At a June 10 Door County Health and Human Services Board meeting, HHS department director Joe Krebsbach updated the board on the county’s sober living facility plans, including daily cost estimates that are coming soon and some difficulty with finding a location for the facility. The board also approved funding requests to be sent to the county finance committee, specifically for $83,000 of federal funds to be designated for the project.

HHS has prioritized a local sober living facility as the number of Door County residents with needs related to substance use disorder has risen in recent years

During the Covid-19 pandemic, the county received more than $5.3 million from the American Rescue Plan, a 2021 federal Covid relief law. Those funds were designated for a variety of projects.

HHS used the funding allocated to its department for a number of projects, including a series of grants to 11 local organizations such as United Way, The Boys and Girls Club and HELP of Door County. The county sober living project received $700,000 and HHS itself received $100,000 for general use, Krebsbach said in his report to the board. 

The county finance committee is the governing body for the federal funding, and HHS is requesting that the $83,000 left from the original $100,000 for HHS general use be moved to the sober living project, Krebsbach said.

Earlier this year, the County Board approved a recommendation from HHS that the county hire CORE Treatment Services, a Manitowoc-based company that facilitates sober living development. CORE is performing a study and providing a structure for what is needed to open and manage a sober living facility specifically in Door County.

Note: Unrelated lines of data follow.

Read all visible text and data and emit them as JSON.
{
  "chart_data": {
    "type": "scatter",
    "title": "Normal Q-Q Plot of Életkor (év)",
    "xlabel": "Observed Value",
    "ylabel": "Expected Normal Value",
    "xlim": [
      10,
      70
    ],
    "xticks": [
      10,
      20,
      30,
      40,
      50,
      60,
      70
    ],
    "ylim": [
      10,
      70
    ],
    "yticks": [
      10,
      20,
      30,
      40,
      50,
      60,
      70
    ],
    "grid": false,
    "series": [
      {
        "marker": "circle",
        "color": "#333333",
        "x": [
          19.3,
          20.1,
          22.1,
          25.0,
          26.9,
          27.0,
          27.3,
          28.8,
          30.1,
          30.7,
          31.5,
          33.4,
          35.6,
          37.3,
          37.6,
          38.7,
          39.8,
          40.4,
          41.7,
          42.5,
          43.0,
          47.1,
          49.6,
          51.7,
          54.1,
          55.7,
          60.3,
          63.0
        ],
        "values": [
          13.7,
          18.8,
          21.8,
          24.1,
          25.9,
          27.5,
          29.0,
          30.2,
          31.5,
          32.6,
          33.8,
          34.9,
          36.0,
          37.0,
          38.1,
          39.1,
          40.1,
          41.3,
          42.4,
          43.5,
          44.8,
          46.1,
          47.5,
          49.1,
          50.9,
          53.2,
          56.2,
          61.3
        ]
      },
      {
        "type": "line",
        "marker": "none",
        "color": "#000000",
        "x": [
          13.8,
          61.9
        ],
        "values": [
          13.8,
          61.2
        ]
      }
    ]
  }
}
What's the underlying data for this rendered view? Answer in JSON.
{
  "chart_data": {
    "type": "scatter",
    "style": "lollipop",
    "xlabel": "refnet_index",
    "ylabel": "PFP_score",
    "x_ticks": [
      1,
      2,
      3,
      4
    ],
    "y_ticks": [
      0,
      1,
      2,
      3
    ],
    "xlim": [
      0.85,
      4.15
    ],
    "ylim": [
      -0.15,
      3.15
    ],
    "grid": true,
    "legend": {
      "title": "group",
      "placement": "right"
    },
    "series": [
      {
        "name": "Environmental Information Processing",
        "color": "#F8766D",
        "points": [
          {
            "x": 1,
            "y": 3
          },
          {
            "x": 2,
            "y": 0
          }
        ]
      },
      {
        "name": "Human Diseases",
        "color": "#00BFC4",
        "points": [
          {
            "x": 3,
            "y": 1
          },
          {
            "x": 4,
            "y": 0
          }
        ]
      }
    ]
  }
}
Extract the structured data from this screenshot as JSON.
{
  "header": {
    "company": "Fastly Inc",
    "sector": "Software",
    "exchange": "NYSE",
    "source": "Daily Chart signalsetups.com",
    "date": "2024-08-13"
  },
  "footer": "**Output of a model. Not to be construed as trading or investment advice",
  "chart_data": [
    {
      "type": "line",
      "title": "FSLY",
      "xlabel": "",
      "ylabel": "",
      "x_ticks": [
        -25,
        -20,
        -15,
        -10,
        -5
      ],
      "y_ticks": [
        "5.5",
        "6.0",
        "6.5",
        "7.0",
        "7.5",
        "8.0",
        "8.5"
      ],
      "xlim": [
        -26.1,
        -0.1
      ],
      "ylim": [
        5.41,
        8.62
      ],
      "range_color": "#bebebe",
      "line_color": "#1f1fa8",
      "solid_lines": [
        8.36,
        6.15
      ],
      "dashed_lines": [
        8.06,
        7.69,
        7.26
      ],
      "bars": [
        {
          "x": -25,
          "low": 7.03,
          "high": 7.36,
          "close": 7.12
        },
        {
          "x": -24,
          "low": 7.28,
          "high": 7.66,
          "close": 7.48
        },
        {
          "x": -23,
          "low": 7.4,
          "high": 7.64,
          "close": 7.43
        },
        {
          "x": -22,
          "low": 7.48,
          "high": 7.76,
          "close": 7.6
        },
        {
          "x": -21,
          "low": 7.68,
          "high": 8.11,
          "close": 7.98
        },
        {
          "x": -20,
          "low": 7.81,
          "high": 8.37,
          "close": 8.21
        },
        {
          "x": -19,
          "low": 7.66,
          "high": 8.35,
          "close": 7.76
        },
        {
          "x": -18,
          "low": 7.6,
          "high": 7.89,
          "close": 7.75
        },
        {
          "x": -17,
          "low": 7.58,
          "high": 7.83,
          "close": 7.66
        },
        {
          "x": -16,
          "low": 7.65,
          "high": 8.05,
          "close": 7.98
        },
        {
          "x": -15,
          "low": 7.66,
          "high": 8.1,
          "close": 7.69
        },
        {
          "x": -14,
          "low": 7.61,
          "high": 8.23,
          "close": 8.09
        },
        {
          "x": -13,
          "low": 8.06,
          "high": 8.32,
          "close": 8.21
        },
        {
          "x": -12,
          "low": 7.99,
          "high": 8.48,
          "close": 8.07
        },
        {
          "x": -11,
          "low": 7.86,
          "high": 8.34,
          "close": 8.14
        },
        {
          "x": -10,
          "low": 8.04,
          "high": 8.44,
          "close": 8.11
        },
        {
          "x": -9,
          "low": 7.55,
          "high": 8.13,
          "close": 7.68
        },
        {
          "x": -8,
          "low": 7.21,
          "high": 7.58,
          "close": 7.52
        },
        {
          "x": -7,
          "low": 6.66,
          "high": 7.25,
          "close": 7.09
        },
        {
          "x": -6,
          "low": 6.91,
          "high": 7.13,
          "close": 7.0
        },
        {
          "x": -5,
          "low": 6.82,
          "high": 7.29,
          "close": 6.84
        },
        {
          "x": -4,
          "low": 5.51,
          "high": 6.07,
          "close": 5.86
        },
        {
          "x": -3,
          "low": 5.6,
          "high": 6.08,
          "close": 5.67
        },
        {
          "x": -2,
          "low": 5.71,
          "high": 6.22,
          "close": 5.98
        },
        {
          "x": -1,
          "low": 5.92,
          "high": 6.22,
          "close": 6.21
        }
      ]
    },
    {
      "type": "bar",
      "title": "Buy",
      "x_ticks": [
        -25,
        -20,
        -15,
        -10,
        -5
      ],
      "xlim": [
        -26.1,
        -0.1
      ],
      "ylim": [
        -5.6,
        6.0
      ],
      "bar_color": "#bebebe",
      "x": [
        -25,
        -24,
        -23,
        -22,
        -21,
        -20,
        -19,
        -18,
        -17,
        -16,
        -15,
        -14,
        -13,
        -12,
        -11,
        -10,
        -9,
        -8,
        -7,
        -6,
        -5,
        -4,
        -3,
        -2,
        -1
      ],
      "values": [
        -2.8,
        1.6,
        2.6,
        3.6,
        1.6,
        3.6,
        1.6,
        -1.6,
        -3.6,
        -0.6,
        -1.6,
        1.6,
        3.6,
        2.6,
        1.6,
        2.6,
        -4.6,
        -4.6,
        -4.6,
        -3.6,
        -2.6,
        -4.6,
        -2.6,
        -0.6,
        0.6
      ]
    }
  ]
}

“We’re gonna start flying this plane and putting people on it.”

Health and Human Services Department Director Joe Krebsbach

Krebsbach said he met with CORE staff the week of June 17, received their report, and will be going over it with HHS staff to figure out what the daily costs will be to provide this program locally.

“We will have a dollar amount per day per individual,” he said, and that dollar amount does not necessarily need to be covered by a county tax levy. There are multiple ways to cover the daily rate, including providing services to capture revenue, securing grants, and opioid settlement funds available at the state level, according to Krebsbach. 

Startup costs for things like furniture and other necessities for a sober living house will cost another $10,000 to $12,000, Krebsbach estimated, and some of the federal funding could be used for that. The rest would be reserved for as-yet unknown operating costs; the nature of the project requires the county and HHS to “build as we go,” he explained.

“We’re gonna start flying this plane and putting people on it,” Krebsbach said. 

How many people is still a question. Right now, HHS is focusing on a female-only house because that is where it is seeing the most immediate need, according to Krebsbach, but HHS could easily fill a 12-bed facility for males and a 12-bed facility for females within the next six months. 

One of the biggest challenges for the project has been, and remains, finding the space for it.

Ideally, said HHS Board chair Nissa Norton, the project would be new construction. Any existing building the county purchased would have to be retrofitted for compliance with the Americans with Disabilities Act, Norton said. Norton represents parts of the City of Sturgeon Bay on the County Board, as the district 12 supervisor. 

However, she said, new construction is not cheap, land to build on is not cheap, and by the time any decision gets through the county government’s approval processes, the land would likely be gone already. 

CORE and HHS have identified a few existing locations as options, but they are all tentative, Krebsbach said. A shortage of affordable housing in Door County is not only a problem for finding a location for a sober living facility, he said, but also a significant obstacle for residents of the facility once they are ready to live independently. 

Some of his staff members are challenged to find affordable housing of their own, according to Krebsbach, and they do not have any strikes against them the way someone in sober living might. Criminal records, debts, and fines owed—combined with often spotty work history and mediocre income—means even fewer options for a place to live.

The county’s finance committee approved HHS’s requests for the $83,000 funds transfer at a June 18 meeting, Krebsbach said. He said he is anticipating having a proposal outlining specific costs of the project to present to the County Board some time this summer.